Segundo Sean Howe, autor de Marvel Comics - A História Secreta, a fase de Shooter como escritor dos Vingadores servia como um manifesto do que deveria ser o gibi Marvel ideal: muito bate-papo e quadros de tamanho pequeno/médio que enfocariam nos uniformes coloridos, além de um ritmo frenético alternando entre aventura e humor.
Tendo assumido o título dos Vingadores no número 156, Shooter foi responsável por uma fase considerada interessante na história dos heróis mais poderosos da Terra. Foi no seu “run” que conhecemos o agente especial do governo Peter Gyrich (talvez um alter-ego de Shooter, dada sua propensão por controle e antipatia natural) e a noiva robótica de Ultron, Jocasta. Considera-se, entretanto, o ápice desse período a chamada Saga de Korvac. A história, que se arrasta por longos dez números, mostra os Vingadores, auxiliados pelos Guardiões da Galáxia, enfrentando Michael Korvac, um humano do futuro que se tornou um dos seres mais poderosos do universo após ser transformado pela tecnologia de Galactus. Eu tinha boas lembranças da série, desde quando a li pela primeira vez pela Editora Abril. Mas, como diria um amigo meu, às vezes a gente confunde memória afetiva com memória afetada. Revisitar o material depois de velho não foi bacana.

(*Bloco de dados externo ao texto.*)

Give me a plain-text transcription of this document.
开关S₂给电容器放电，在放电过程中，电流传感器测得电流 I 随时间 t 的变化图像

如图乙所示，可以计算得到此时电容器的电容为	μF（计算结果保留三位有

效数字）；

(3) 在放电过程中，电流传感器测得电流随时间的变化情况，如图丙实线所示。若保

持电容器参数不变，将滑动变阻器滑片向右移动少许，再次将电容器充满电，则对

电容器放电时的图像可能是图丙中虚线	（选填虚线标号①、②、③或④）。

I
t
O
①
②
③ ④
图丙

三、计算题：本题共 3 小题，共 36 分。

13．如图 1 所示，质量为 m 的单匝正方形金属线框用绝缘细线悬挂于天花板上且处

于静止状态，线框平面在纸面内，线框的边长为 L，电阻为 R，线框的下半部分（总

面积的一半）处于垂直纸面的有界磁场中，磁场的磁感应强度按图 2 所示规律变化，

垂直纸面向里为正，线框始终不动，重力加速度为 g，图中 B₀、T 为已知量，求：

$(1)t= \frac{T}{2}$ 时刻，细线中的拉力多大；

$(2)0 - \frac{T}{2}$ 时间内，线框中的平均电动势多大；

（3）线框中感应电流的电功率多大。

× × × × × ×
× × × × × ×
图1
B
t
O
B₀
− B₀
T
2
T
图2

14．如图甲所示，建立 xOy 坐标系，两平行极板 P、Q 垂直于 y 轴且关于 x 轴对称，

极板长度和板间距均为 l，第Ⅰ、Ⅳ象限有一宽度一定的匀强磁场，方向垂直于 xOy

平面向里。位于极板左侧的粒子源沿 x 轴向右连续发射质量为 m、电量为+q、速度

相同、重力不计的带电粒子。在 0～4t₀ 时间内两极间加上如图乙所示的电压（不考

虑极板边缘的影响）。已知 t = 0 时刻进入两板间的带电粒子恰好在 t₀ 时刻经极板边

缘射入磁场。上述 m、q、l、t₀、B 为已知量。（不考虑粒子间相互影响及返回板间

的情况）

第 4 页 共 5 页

A história não é, convenhamos, envolvente. O jogo de gato e rato entre Korvac e os Vingadores é lento e não chega a empolgar. As motivações de Korvac, para muitos um Deus bem-intencionado, não são convincentes. Ele dizia que queria remodelar o universo para torná-lo mais livre, mas não move uma palha para fazer algo nesse sentido, preferindo ficar olhando para o teto e desfilando de shortinho pela casa durante o decorrer da trama.

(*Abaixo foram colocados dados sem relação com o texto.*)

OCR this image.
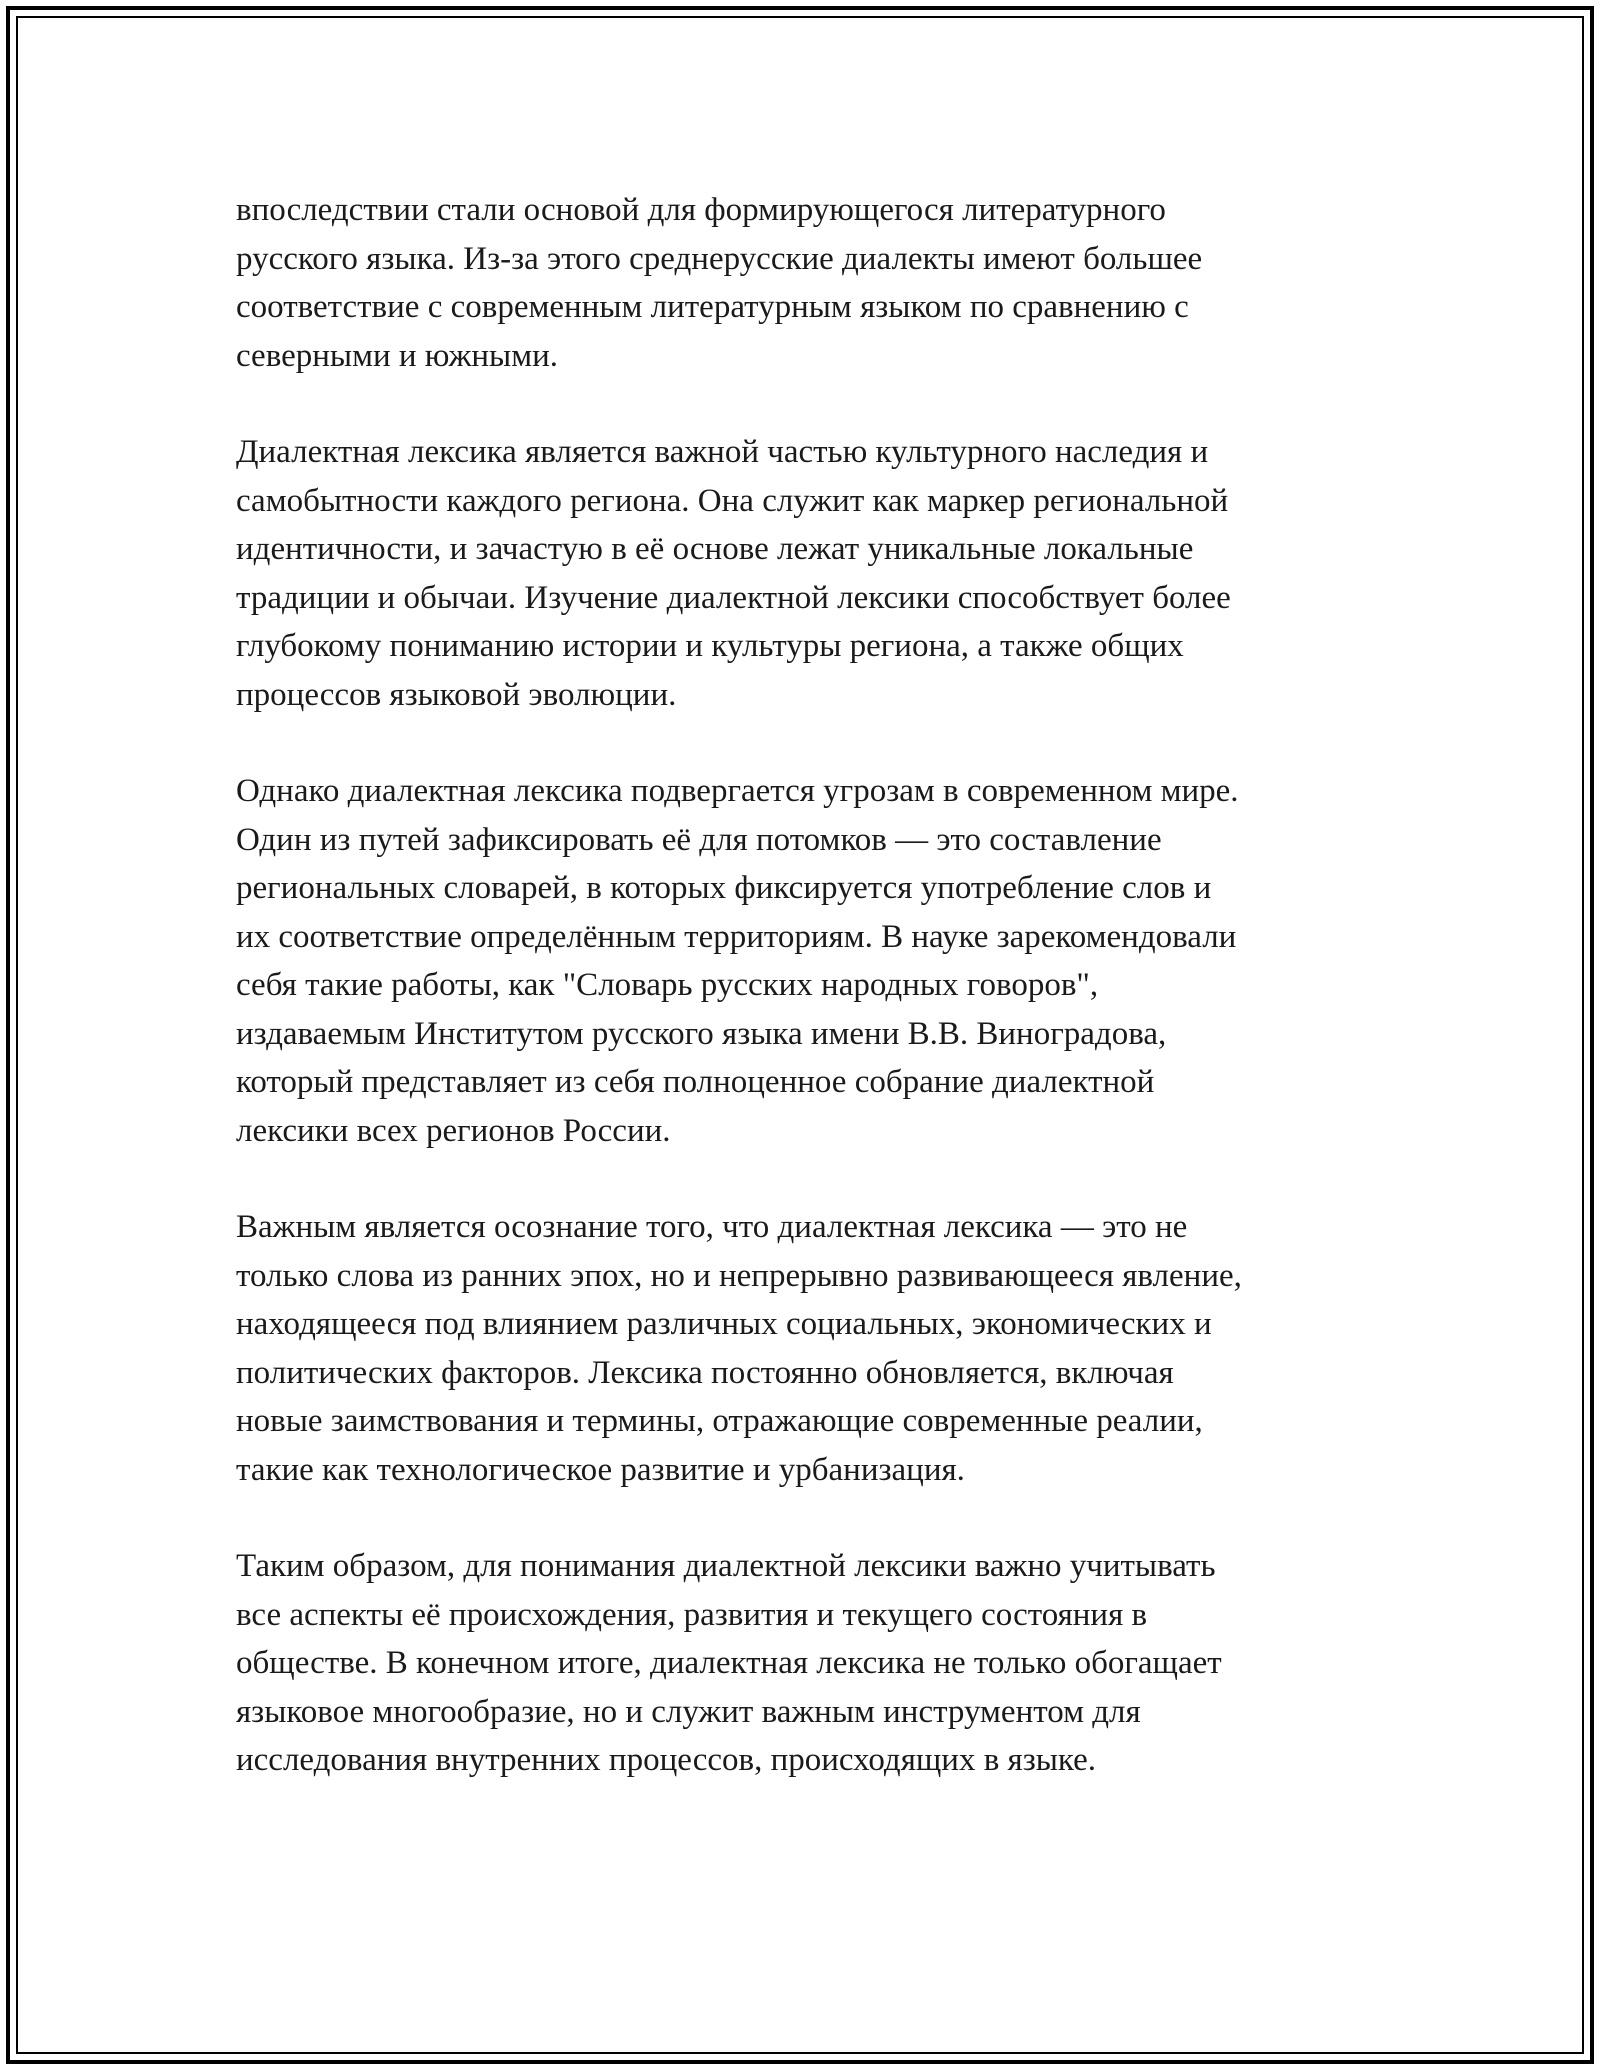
впоследствии стали основой для формирующегося литературного
русского языка. Из-за этого среднерусские диалекты имеют большее
соответствие с современным литературным языком по сравнению с
северными и южными.

Диалектная лексика является важной частью культурного наследия и
самобытности каждого региона. Она служит как маркер региональной
идентичности, и зачастую в её основе лежат уникальные локальные
традиции и обычаи. Изучение диалектной лексики способствует более
глубокому пониманию истории и культуры региона, а также общих
процессов языковой эволюции.

Однако диалектная лексика подвергается угрозам в современном мире.
Один из путей зафиксировать её для потомков — это составление
региональных словарей, в которых фиксируется употребление слов и
их соответствие определённым территориям. В науке зарекомендовали
себя такие работы, как "Словарь русских народных говоров",
издаваемым Институтом русского языка имени В.В. Виноградова,
который представляет из себя полноценное собрание диалектной
лексики всех регионов России.

Важным является осознание того, что диалектная лексика — это не
только слова из ранних эпох, но и непрерывно развивающееся явление,
находящееся под влиянием различных социальных, экономических и
политических факторов. Лексика постоянно обновляется, включая
новые заимствования и термины, отражающие современные реалии,
такие как технологическое развитие и урбанизация.

Таким образом, для понимания диалектной лексики важно учитывать
все аспекты её происхождения, развития и текущего состояния в
обществе. В конечном итоге, диалектная лексика не только обогащает
языковое многообразие, но и служит важным инструментом для
исследования внутренних процессов, происходящих в языке.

A mini da Liga da Justiça também não possui maiores aspirações intelectuais além do entretenimento puro e simples, mas diverte bem mais, dada a sua despretensão. Enquanto o gibi da Marvel busca uma suposta seriedade ao debater o direito à vida de um ser quase divino que buscava uma “terceira via”, o da DC preza pela zoeira. Senão vejamos. O plano do malvado Ultrahumanóide, um dos meus vilões favoritos pelo fato de ser um cérebro avantajado transportado para o corpo de um gorila albino, é eliminar todos os super-heróis da Terra 2. Mas como fazer isso? Segundo seus cálculos, bastaria retirar de circulação cinco heróis da Terra 1 e outros cinco da Terra 2 que o universo, para fins de retornar ao equilíbrio, automaticamente apagaria da existência todos os benfeitores da Terra 2. Trata-se de uma trama ridícula e inverossímil? Sim, mas é exatamente o que buscamos num gibi de supers nas tardes solitárias de segunda-feira. Já escrevendo a JLA há pelo menos três anos, o prolífico argumentista Gerry Conway sabia costurar boas tramas sem abrir mão de elementos nonsense. O gibi satisfaz ainda por apresentar diversos personagens lado B do universo pré-crise. Gente fina, elegante e sincera como Signalman e Rag Doll. Delícia.
Claro que o gibi da Marvel também tem espaço para sandices, como no momento em que os Vingadores têm de descolar um busão no meio da rua para poder chegar na casa do vilão. Trash sem ser vulgar.
Cria da Marvel, Conway estava se saindo bem ao seguir a cartilha que os executivos da DC apregoavam: tentar “marvelizar” a editora do Superman para que ela tentasse estancar a sangria relativa à sua perda de mercado provocada pelo crescimento acelerado de sua rival. Assim, Conway tentou colocar uma narrativa mais dinâmica nas histórias, aumentando a interação entre os personagens, que deveriam se mostrar mais humanos e falíveis. A descida do pedestal dos seres quase divinos da DC era essencial para que houvesse maior identificação com os leitores. Efeito claro dessa política foi a progressiva alteração nas vozes narrativas de cada personagem, deixando para trás os tempos em que os balões de fala entre os heróis podiam ser trocados sem maiores prejuízos. Por meio destes artifícios, Conway conseguiu tornar os heróis do Universo DC seres humanos mais palatáveis, conferindo-lhes maior tridimensionalidade. Conway também mostrou-se fiel discípulo do método Shooter de fazer quadrinhos: ritmo vertiginoso, alternância entre tensão e humor e grande atenção a aspectos estéticos, como a mise-en-scène.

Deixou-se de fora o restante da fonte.